Joule ( IF 39.8 ) Pub Date : 2020-08-19 , DOI: 10.1016/j.joule.2020.07.016 Christopher J. Gisriel , Kaifeng Zhou , Hao-Li Huang , Richard J. Debus , Yong Xiong , Gary W. Brudvig
The photosystem II (PSII) enzyme provides nearly all the oxygen on Earth by catalyzing water oxidation via its oxygen-evolving complex (OEC), a heterocubane metal cluster in the PSII active site. The overall biogenesis of PSII, and especially the mechanism of photoactivation where the OEC is assembled, is currently unclear. To investigate this mechanism, we solved the cryo-EM structure of apo-PSII lacking extrinsic and peripheral subunits from a mesophilic cyanobacterium, Synechocystis sp.
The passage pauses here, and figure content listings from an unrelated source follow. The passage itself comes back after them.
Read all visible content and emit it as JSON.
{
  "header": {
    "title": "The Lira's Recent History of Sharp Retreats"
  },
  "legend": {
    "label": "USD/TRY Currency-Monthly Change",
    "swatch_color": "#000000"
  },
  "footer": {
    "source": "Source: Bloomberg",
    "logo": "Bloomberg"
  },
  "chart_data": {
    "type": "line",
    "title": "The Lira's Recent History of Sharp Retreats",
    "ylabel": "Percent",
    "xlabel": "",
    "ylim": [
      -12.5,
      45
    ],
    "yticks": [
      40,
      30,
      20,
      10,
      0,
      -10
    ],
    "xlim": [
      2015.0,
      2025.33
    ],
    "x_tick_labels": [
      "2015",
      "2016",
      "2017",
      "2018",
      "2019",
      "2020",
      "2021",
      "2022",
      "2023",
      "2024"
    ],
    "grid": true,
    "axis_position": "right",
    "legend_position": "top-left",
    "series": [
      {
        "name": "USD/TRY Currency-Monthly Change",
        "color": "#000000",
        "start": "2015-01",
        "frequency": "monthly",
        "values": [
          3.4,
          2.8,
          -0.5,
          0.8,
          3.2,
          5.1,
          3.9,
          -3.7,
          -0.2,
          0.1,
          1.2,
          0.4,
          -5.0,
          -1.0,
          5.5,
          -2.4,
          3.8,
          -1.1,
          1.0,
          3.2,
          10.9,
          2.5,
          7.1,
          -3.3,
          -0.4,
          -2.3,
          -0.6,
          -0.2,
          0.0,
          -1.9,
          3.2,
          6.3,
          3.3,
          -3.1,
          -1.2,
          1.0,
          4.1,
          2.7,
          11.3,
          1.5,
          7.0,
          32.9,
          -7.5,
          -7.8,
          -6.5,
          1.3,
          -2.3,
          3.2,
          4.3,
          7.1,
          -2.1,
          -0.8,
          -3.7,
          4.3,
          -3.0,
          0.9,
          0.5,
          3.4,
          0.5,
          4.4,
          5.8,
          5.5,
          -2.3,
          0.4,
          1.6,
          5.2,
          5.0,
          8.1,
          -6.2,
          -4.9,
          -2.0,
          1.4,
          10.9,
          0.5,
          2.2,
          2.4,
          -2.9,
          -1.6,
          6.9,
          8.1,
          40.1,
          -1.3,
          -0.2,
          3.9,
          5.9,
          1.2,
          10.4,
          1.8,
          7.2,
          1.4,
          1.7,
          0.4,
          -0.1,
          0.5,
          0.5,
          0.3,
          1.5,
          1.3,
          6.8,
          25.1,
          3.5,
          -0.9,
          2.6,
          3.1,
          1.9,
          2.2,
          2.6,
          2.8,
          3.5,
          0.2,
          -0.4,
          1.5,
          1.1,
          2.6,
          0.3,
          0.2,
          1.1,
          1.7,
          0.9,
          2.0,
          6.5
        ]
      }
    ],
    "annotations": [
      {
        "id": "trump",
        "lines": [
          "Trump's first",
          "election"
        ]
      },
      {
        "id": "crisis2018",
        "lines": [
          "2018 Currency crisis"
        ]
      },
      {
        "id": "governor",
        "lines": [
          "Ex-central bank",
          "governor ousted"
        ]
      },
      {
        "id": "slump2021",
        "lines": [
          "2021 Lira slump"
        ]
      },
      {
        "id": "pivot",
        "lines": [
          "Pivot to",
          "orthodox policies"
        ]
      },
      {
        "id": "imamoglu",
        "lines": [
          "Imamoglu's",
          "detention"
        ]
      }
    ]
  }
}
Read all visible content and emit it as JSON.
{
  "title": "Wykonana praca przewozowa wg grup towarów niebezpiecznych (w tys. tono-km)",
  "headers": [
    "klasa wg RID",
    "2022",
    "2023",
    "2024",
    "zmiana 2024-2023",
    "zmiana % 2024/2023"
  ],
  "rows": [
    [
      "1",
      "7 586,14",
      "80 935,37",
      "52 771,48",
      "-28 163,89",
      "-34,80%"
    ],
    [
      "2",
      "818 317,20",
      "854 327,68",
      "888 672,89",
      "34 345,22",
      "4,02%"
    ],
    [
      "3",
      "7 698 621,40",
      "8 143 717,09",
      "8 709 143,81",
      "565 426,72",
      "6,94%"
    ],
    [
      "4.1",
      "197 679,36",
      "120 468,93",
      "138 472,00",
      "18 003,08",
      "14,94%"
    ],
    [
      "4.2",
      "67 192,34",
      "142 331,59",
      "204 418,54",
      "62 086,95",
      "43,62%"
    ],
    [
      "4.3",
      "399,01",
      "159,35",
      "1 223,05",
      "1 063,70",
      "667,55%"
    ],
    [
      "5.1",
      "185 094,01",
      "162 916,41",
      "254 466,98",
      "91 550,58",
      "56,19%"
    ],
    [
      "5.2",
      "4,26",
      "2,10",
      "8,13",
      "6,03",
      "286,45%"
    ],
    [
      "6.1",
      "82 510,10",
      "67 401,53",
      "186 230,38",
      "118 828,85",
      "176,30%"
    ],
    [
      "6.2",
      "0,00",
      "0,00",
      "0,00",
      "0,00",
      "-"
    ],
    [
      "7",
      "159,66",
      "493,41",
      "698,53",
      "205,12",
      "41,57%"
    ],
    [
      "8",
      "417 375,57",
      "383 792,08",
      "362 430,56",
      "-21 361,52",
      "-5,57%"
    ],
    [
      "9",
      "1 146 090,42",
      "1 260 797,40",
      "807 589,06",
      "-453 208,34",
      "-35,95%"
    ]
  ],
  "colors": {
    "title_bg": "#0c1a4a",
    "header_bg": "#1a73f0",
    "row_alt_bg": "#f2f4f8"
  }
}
PCC 6803. The lumenal surface is negatively charged to attract cations, and the configuration of the OEC-binding site is found to be quite different from that observed in mature PSII. We use these observations to suggest important characteristics of apo-PSII prior to a structural rearrangement involved in photoactivation that has previously remained elusive, giving insight into its mechanism. This provides a platform for future studies that aim to understand OEC assembly using structural and computational techniques.
中文翻译:
来自集胞藻属的单体光系统II的低温-EM结构。PCC 6803缺乏水氧化复合物
光系统II(PSII)酶通过其氧气释放复合物(OEC)(PSII活性位点中的杂化金属簇)催化水氧化,从而提供了地球上几乎所有的氧气。目前尚不清楚PSII的整体生物发生,尤其是组装OEC的光活化机制。为了研究这种机制,我们解决了嗜中性蓝藻(Synechochocystis)缺乏外在和外围亚基的apo-PSII的低温EM结构sp。PCC6803。管腔表面带有负电荷以吸引阳离子,并且发现OEC结合位点的构型与成熟PSII中观察到的构型完全不同。我们使用这些观察结果来暗示apo-PSII的重要特征,然后再进行涉及光活化的结构重排,该重排以前一直难以捉摸,从而深入了解其机理。这为将来的研究提供了一个平台,旨在了解使用结构和计算技术的OEC组装。